China Slaps 75% Duty on Canadian Canola
China Imposes 75.8% Duty on Canadian Canola, Escalating Trade Tensions
The Chinese government announced a provisional 75.8% duty on Canadian canola, effective Thursday, in a move that has shocked Canada’s agriculture sector.
Canada strongly disputed the decision, saying it does not dump canola and expressing “deep disappointment” over the ruling, while remaining open to dialogue. “Canada is committed to ensuring fair market access for our canola industry, and we remain ready to engage in constructive dialogue with Chinese officials to address our respective trade concerns,” said International Trade Minister Maninder Sidhu and Agriculture Minister Heath MacDonald.
The move further strains Canada’s trade relations with the world’s two largest economies, as Canadian exports are also facing U.S. tariffs. While the U.S. is Canada’s main market for canola oil and meal, China imports most of Canada’s canola seed.
“This duty essentially closes the Chinese market to Canadian canola,” said Chris Davison, president of the Canola Council of Canada. Canada exported nearly C$5 billion ($3.64 billion) of canola to China in 2024. Trader Tony Tryhuk of RBC Dominion Securities described the news as “a real surprise and a shock.”
China, the world’s largest canola importer, relies almost entirely on Canada for its supply. Analysts say the steep duties could halt imports almost entirely if enforced. “Who will pay a 75% deposit to bring Canadian canola to China? It’s like telling Canada, ‘We don’t need your canola, thank you very much,’” said a Singapore-based oilseed trader.

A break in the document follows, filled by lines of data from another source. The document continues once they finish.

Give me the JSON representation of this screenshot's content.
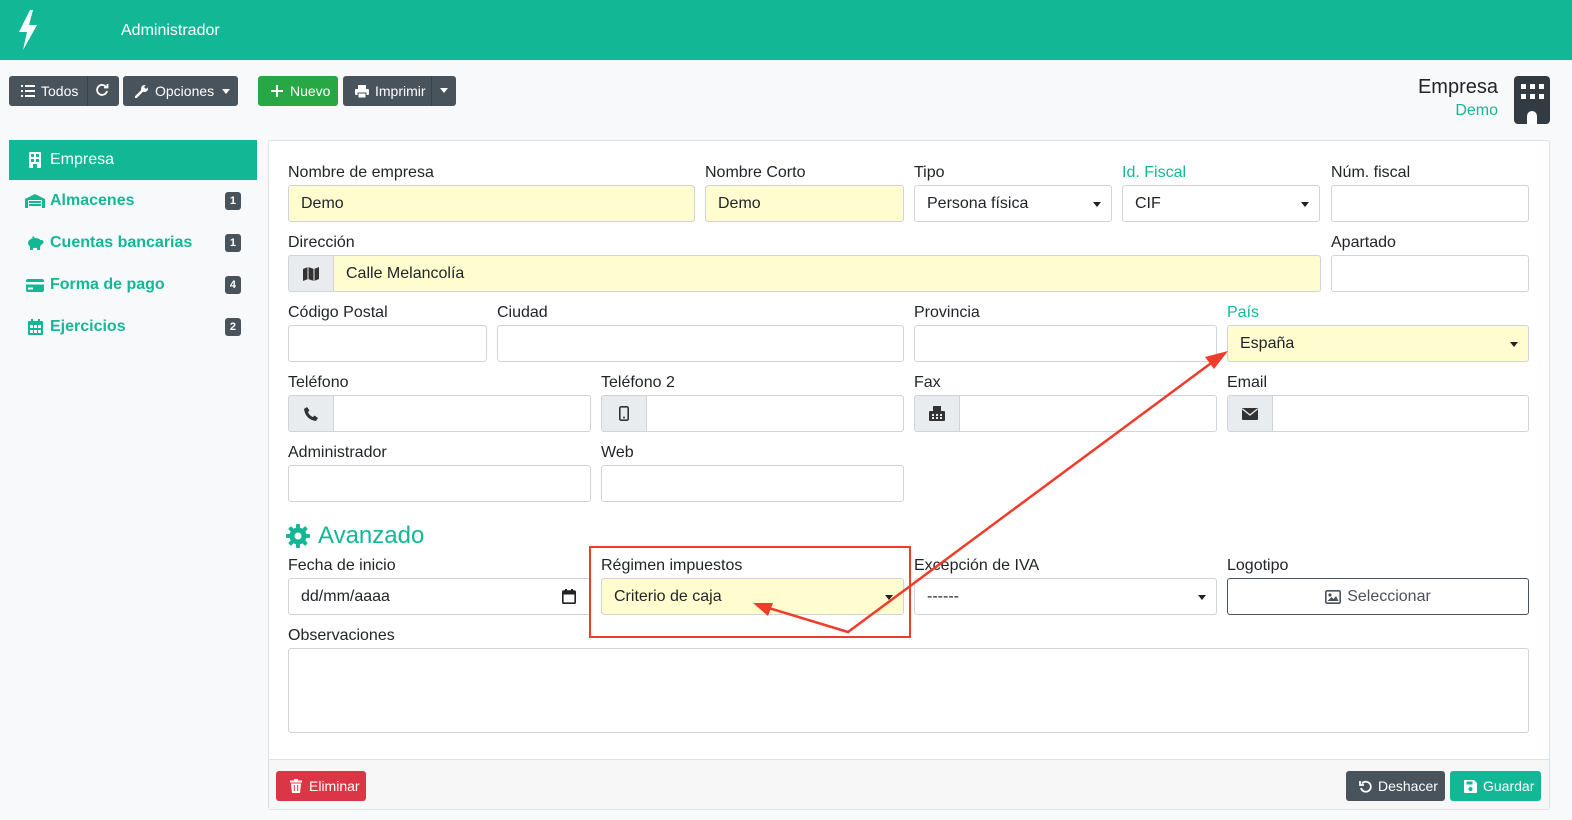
{
  "app": {
    "title": "Administrador",
    "brand_icon": "bolt-icon",
    "accent_color": "#12b896"
  },
  "toolbar": {
    "todos_label": "Todos",
    "opciones_label": "Opciones",
    "nuevo_label": "Nuevo",
    "imprimir_label": "Imprimir"
  },
  "header": {
    "title": "Empresa",
    "subtitle": "Demo"
  },
  "sidebar": {
    "items": [
      {
        "label": "Empresa",
        "icon": "building-icon",
        "active": true
      },
      {
        "label": "Almacenes",
        "icon": "warehouse-icon",
        "badge": "1"
      },
      {
        "label": "Cuentas bancarias",
        "icon": "piggy-bank-icon",
        "badge": "1"
      },
      {
        "label": "Forma de pago",
        "icon": "credit-card-icon",
        "badge": "4"
      },
      {
        "label": "Ejercicios",
        "icon": "calendar-icon",
        "badge": "2"
      }
    ]
  },
  "form": {
    "nombre": {
      "label": "Nombre de empresa",
      "value": "Demo"
    },
    "nombre_corto": {
      "label": "Nombre Corto",
      "value": "Demo"
    },
    "tipo": {
      "label": "Tipo",
      "value": "Persona física"
    },
    "id_fiscal": {
      "label": "Id. Fiscal",
      "value": "CIF"
    },
    "num_fiscal": {
      "label": "Núm. fiscal",
      "value": ""
    },
    "direccion": {
      "label": "Dirección",
      "value": "Calle Melancolía"
    },
    "apartado": {
      "label": "Apartado",
      "value": ""
    },
    "codigo_postal": {
      "label": "Código Postal",
      "value": ""
    },
    "ciudad": {
      "label": "Ciudad",
      "value": ""
    },
    "provincia": {
      "label": "Provincia",
      "value": ""
    },
    "pais": {
      "label": "País",
      "value": "España"
    },
    "telefono": {
      "label": "Teléfono",
      "value": ""
    },
    "telefono2": {
      "label": "Teléfono 2",
      "value": ""
    },
    "fax": {
      "label": "Fax",
      "value": ""
    },
    "email": {
      "label": "Email",
      "value": ""
    },
    "administrador": {
      "label": "Administrador",
      "value": ""
    },
    "web": {
      "label": "Web",
      "value": ""
    }
  },
  "advanced": {
    "title": "Avanzado",
    "fecha_inicio": {
      "label": "Fecha de inicio",
      "value": "dd/mm/aaaa"
    },
    "regimen": {
      "label": "Régimen impuestos",
      "value": "Criterio de caja"
    },
    "excepcion_iva": {
      "label": "Excepción de IVA",
      "value": "------"
    },
    "logotipo": {
      "label": "Logotipo",
      "button": "Seleccionar"
    },
    "observaciones": {
      "label": "Observaciones",
      "value": ""
    }
  },
  "footer": {
    "eliminar": "Eliminar",
    "deshacer": "Deshacer",
    "guardar": "Guardar"
  },
  "annotation": {
    "color": "#f03c2a"
  }
}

The tariffs follow China’s earlier duties on canola oil and meal in March. Canada, in turn, has imposed tariffs on Chinese steel and aluminum. China’s Ministry of Commerce said an anti-dumping probe, launched in September 2024, found that Canada’s agricultural sector benefited from government subsidies and preferential policies.
Canadian officials and the canola industry have repeatedly denied any dumping, suggesting China’s complaints may be influenced by broader trade and political tensions. Following China’s announcement, ICE November canola futures dropped by about $30 to $650.30 per metric ton. A final ruling could still change the rate or overturn the decision.

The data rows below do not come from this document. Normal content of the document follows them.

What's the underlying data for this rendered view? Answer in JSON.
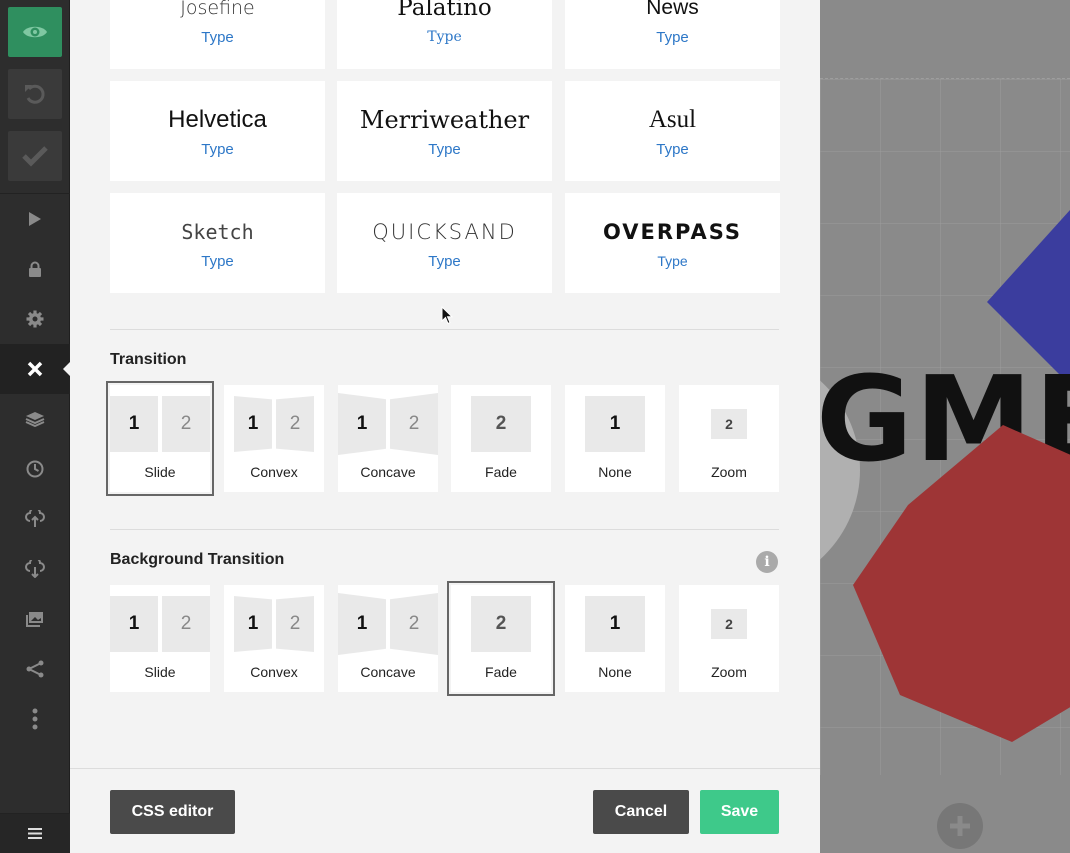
{
  "toolbar": {
    "top_buttons": [
      {
        "name": "preview-button",
        "icon": "eye-icon"
      },
      {
        "name": "undo-button",
        "icon": "undo-icon"
      },
      {
        "name": "publish-button",
        "icon": "checkmark-icon"
      }
    ],
    "items": [
      {
        "name": "present",
        "icon": "play-icon"
      },
      {
        "name": "lock",
        "icon": "lock-icon"
      },
      {
        "name": "settings",
        "icon": "gear-icon"
      },
      {
        "name": "close",
        "icon": "close-icon",
        "active": true
      },
      {
        "name": "layers",
        "icon": "layers-icon"
      },
      {
        "name": "history",
        "icon": "clock-icon"
      },
      {
        "name": "upload",
        "icon": "cloud-upload-icon"
      },
      {
        "name": "download",
        "icon": "cloud-download-icon"
      },
      {
        "name": "media",
        "icon": "image-icon"
      },
      {
        "name": "share",
        "icon": "share-icon"
      },
      {
        "name": "more",
        "icon": "more-vertical-icon"
      }
    ],
    "menu_icon": "hamburger-icon"
  },
  "typography": {
    "type_label": "Type",
    "fonts": [
      {
        "name": "Josefine",
        "link": "Type"
      },
      {
        "name": "Palatino",
        "link": "Type"
      },
      {
        "name": "News",
        "link": "Type"
      },
      {
        "name": "Helvetica",
        "link": "Type"
      },
      {
        "name": "Merriweather",
        "link": "Type"
      },
      {
        "name": "Asul",
        "link": "Type"
      },
      {
        "name": "Sketch",
        "link": "Type"
      },
      {
        "name": "QUICKSAND",
        "link": "Type"
      },
      {
        "name": "OVERPASS",
        "link": "Type"
      }
    ]
  },
  "transition": {
    "title": "Transition",
    "selected": "Slide",
    "options": [
      "Slide",
      "Convex",
      "Concave",
      "Fade",
      "None",
      "Zoom"
    ]
  },
  "background_transition": {
    "title": "Background Transition",
    "info_icon": "info-icon",
    "selected": "Fade",
    "options": [
      "Slide",
      "Convex",
      "Concave",
      "Fade",
      "None",
      "Zoom"
    ]
  },
  "footer": {
    "css_editor": "CSS editor",
    "cancel": "Cancel",
    "save": "Save"
  },
  "canvas": {
    "visible_text": "GME",
    "add_slide_icon": "plus-icon"
  },
  "colors": {
    "accent_green": "#3ec98a",
    "link_blue": "#2d77c7",
    "shape_blue": "#3b3d9e",
    "shape_red": "#9e3536"
  }
}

This development marks a stark contrast to the more conciliatory tone in June, when China’s Premier Li Qiang told Canadian Prime Minister Mark Carney there were no deep-seated trade conflicts. “This move … will put additional pressure on Canada’s government to sort through trade frictions with China,” said Even Rogers Pay, an analyst at Trivium China.

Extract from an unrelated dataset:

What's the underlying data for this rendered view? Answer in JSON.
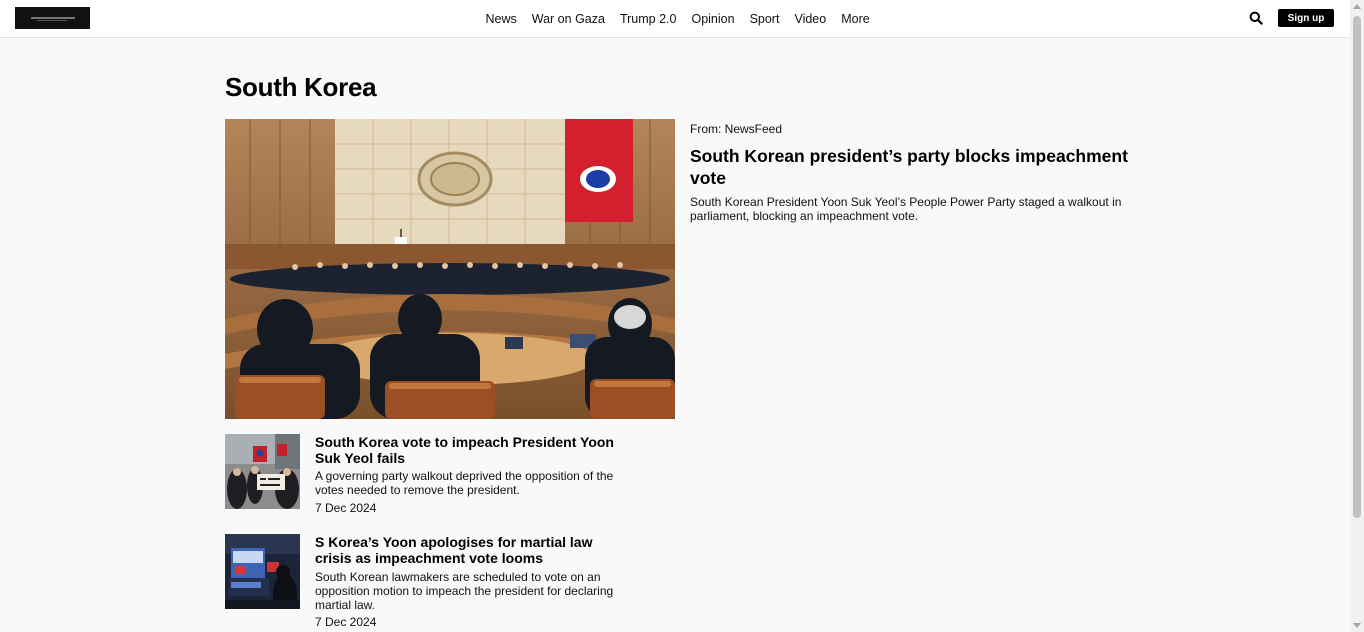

China has also launched investigations into Canadian pea starch and imposed provisional duties on halogenated butyl rubber.
No Easy Replacement for Canadian Canola
Analysts say it will be difficult for China to quickly replace millions of tons of Canadian canola, which is used for animal feed in aquaculture and for cooking oil. Australia may gain an opportunity to export more canola to China after years-long trade restrictions, but fully replacing the Canadian supply would be challenging unless demand drops sharply, said Donatas Jankauskas, analyst at CM Navigator.
Davison added that China will still need Canadian canola to meet demand for both quality and volume. Canadian farmers, preparing to harvest, are bracing for price declines. Rick White, president of the Canadian Canola Growers Association, warned that the duty will likely depress prices for farmers.
“Already, there’s downward pressure on prices due to a larger-than-expected Canadian crop thanks to good weather,” said David Derwin, broker at Ventum Financial. He added uncertainty remains over China’s intentions: “Is this a negotiating tactic, or is this the final word?”